Friday, December 04, 2009

Fennel Pork Chops

Since pork started being billed as "the other white meat" pigs have been bred to have less and less fat, making pork a mostly useless food. Food without fat has no flavor. Luckily Mario Batali did this recipe on his show on Food TV a few years back, and I've been making it ever since. It allows dreadful lean pork chops to be moist, tender, and flavorful by braising them.

I like to serve it with broccoli. The French won't eat broccoli, instead feeding it to their pigs, which is why I like to pair it with these pork chops. What's the deal with the French and food. Just steam the broccoli, add some red pepper flakes and drizzle with good olive oil.

This is good Italian food that couldn't be simpler or more true to the ingredient-first philosophy of Italian cooking.

Fennel Pork Chops

1 head fennel
2 thick cut, bone-in pork chops
fennel seed
1 bottle dry italian white wine
flour (optional)

Heat your oven to 350-400 degrees, whatever temperature your oven braises well at. This will be uncovered, so I use 400.

Slice the fennel bulb about 1/4 thick. Keep the stalks and feathery bits, unsliced.

Season chops with salt and pepper

Dredge the chops in flour (optional)

Press liberal amounts of the fennel seed into the pork chops on both sides.
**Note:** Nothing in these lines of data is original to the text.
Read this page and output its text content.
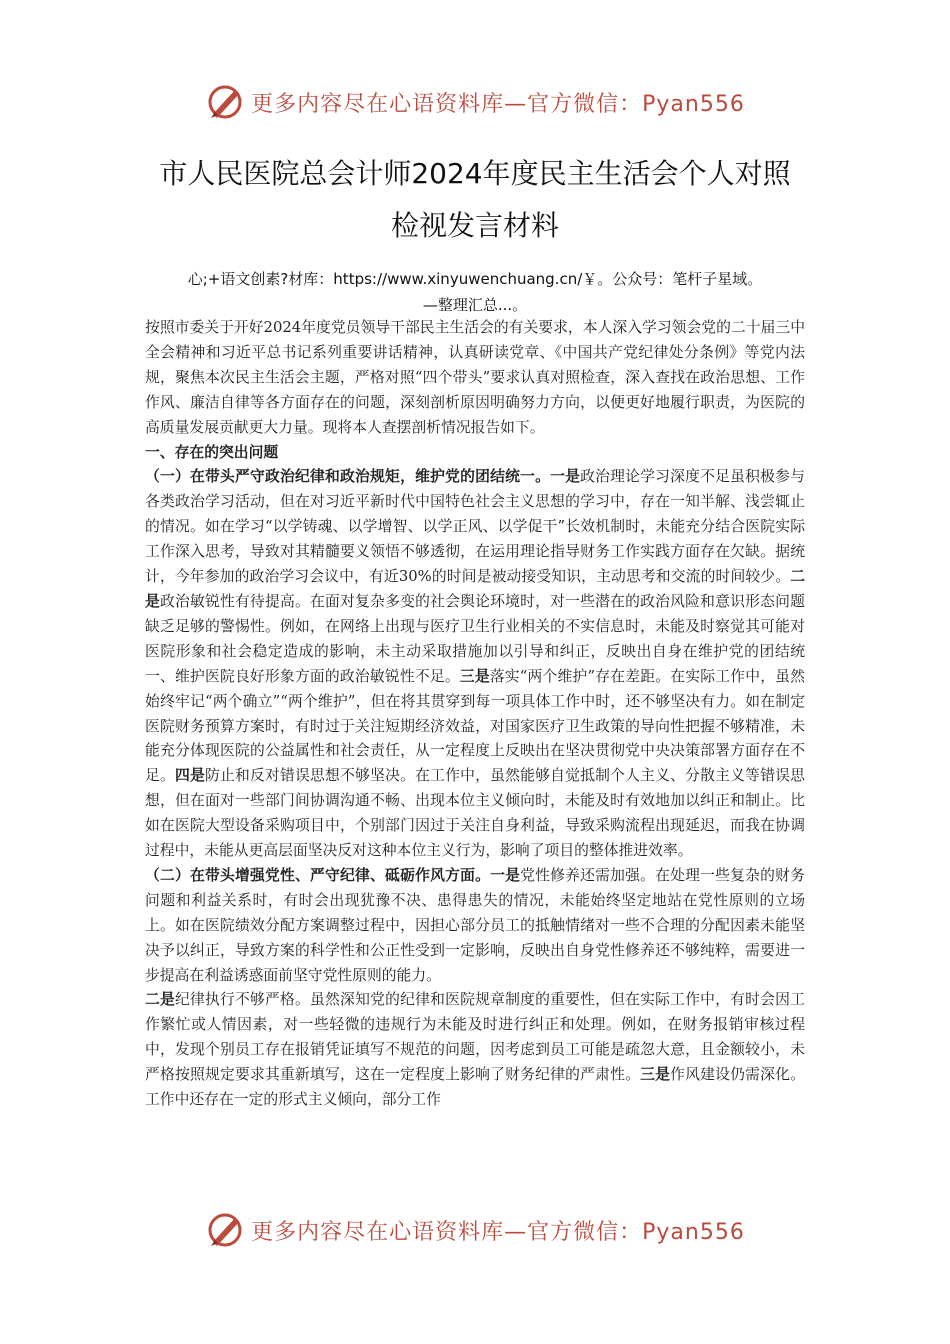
更多内容尽在心语资料库—官方微信：Pyan556
市人民医院总会计师2024年度民主生活会个人对照
检视发言材料
心;+语文创素?材库：https://www.xinyuwenchuang.cn/￥。公众号：笔杆子星域。
—整理汇总...。

按照市委关于开好2024年度党员领导干部民主生活会的有关要求，本人深入学习领会党的二十届三中全会精神和习近平总书记系列重要讲话精神，认真研读党章、《中国共产党纪律处分条例》等党内法规，聚焦本次民主生活会主题，严格对照“四个带头”要求认真对照检查，深入查找在政治思想、工作作风、廉洁自律等各方面存在的问题，深刻剖析原因明确努力方向，以便更好地履行职责，为医院的高质量发展贡献更大力量。现将本人查摆剖析情况报告如下。

一、存在的突出问题

（一）在带头严守政治纪律和政治规矩，维护党的团结统一。一是政治理论学习深度不足虽积极参与各类政治学习活动，但在对习近平新时代中国特色社会主义思想的学习中，存在一知半解、浅尝辄止的情况。如在学习“以学铸魂、以学增智、以学正风、以学促干”长效机制时，未能充分结合医院实际工作深入思考，导致对其精髓要义领悟不够透彻，在运用理论指导财务工作实践方面存在欠缺。据统计，今年参加的政治学习会议中，有近30%的时间是被动接受知识，主动思考和交流的时间较少。二是政治敏锐性有待提高。在面对复杂多变的社会舆论环境时，对一些潜在的政治风险和意识形态问题缺乏足够的警惕性。例如，在网络上出现与医疗卫生行业相关的不实信息时，未能及时察觉其可能对医院形象和社会稳定造成的影响，未主动采取措施加以引导和纠正，反映出自身在维护党的团结统一、维护医院良好形象方面的政治敏锐性不足。三是落实“两个维护”存在差距。在实际工作中，虽然始终牢记“两个确立”“两个维护”，但在将其贯穿到每一项具体工作中时，还不够坚决有力。如在制定医院财务预算方案时，有时过于关注短期经济效益，对国家医疗卫生政策的导向性把握不够精准，未能充分体现医院的公益属性和社会责任，从一定程度上反映出在坚决贯彻党中央决策部署方面存在不足。四是防止和反对错误思想不够坚决。在工作中，虽然能够自觉抵制个人主义、分散主义等错误思想，但在面对一些部门间协调沟通不畅、出现本位主义倾向时，未能及时有效地加以纠正和制止。比如在医院大型设备采购项目中，个别部门因过于关注自身利益，导致采购流程出现延迟，而我在协调过程中，未能从更高层面坚决反对这种本位主义行为，影响了项目的整体推进效率。

（二）在带头增强党性、严守纪律、砥砺作风方面。一是党性修养还需加强。在处理一些复杂的财务问题和利益关系时，有时会出现犹豫不决、患得患失的情况，未能始终坚定地站在党性原则的立场上。如在医院绩效分配方案调整过程中，因担心部分员工的抵触情绪对一些不合理的分配因素未能坚决予以纠正，导致方案的科学性和公正性受到一定影响，反映出自身党性修养还不够纯粹，需要进一步提高在利益诱惑面前坚守党性原则的能力。

二是纪律执行不够严格。虽然深知党的纪律和医院规章制度的重要性，但在实际工作中，有时会因工作繁忙或人情因素，对一些轻微的违规行为未能及时进行纠正和处理。例如，在财务报销审核过程中，发现个别员工存在报销凭证填写不规范的问题，因考虑到员工可能是疏忽大意，且金额较小，未严格按照规定要求其重新填写，这在一定程度上影响了财务纪律的严肃性。三是作风建设仍需深化。工作中还存在一定的形式主义倾向，部分工作

更多内容尽在心语资料库—官方微信：Pyan556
They will just stick to the surface. Saute the chops in a large pan until well browned on both sides. Don't under-do this step.

Add enough white wine to the pan so that the chops are shoulder high in wine, nearly but not covered. Add the sliced fennel. Put the feathers and stalks on top of the chops. Put it in the oven to braise.

Give it enough time in the oven for the wine to reduce by about 2/3, but don't let the chops dry out. The chops should be moist and very tender. Discard the fennel stalks and feathers. Serve the fennel bulb strewn on the chops, and use the braising liquid as a sauce just as it is.